I am a Professor of International Affairs and hold the Neal Family Chair. I co-direct the Center for International Strategy, Technology, and Policy and the Center for European and Transatlantic Studies, a Jean Monnet Center of Excellence. Beyond Georgia Tech, I am co-editor of JCMS: Journal of Common Market Studies. I was chair of the European Union Studies Association (EUSA) (2015-17).
Before joining Georgia Tech in 2011 I taught at the University of Glasgow in the United Kingdom for 10 years. Prior to that I held research posts at the European University Institute in Florence, Italy, and the University of Sussex, outside Brighton in the UK. I have also studied or worked in France, Hungary and Russia (then the Soviet Union), as well as taught, given talks or conducted research in a dozen more countries.
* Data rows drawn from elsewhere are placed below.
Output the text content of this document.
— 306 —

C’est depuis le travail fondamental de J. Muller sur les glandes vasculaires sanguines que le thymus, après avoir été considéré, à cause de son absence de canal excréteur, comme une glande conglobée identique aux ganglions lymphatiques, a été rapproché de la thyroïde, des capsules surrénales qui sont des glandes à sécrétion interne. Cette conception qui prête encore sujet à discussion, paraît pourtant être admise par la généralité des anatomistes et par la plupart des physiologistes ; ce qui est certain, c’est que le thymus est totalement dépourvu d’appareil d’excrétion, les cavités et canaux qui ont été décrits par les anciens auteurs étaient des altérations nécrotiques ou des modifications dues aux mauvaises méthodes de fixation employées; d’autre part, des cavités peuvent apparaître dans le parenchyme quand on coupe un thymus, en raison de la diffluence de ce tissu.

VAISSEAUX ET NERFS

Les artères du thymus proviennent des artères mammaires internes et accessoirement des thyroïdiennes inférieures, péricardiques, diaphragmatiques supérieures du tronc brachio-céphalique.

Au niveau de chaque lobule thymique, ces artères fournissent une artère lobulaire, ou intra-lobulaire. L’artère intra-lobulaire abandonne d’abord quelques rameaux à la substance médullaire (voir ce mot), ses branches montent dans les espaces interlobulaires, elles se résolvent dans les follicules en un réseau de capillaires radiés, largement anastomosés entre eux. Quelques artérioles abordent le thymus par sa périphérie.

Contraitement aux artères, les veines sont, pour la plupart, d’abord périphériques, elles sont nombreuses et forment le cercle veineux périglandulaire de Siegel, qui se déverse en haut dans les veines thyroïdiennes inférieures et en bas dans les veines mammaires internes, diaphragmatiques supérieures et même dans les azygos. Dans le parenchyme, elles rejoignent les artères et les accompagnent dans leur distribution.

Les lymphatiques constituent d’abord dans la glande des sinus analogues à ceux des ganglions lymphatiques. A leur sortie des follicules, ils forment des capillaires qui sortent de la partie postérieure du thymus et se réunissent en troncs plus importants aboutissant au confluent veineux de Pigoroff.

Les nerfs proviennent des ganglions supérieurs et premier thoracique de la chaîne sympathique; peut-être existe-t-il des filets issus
My research and teaching fall primarily within International Political Economy, with a particular focus on the European Union. Although I have been interested in International Relations as long as I can remember, perhaps because I was born to British parents in the U.S., the focus of my interests have changed over time. As an undergraduate, at the University of Pennsylvania, I was a Cold Warrior (hence my studying Russian in the USSR). The Soviet Union collapsed during the first year of my master’s program at Columbia University, and my interests shifted towards political and economic transition, shaped not least by my internship at the U.S. Embassy in Budapest, which began two weeks after the non-communist government came to power in 1990. Motivated by an extraordinary opportunity to conduct research with Helen Wallace at the University of Sussex, my interests shifted yet further west with the ‘completion’ in 1992 of the European Union’s single market program, the most intensive and extensive example of regulatory cooperation in the world. With my PhD my focus shifted again to the interaction between European economic integration and the wider world. That remains my principal focus.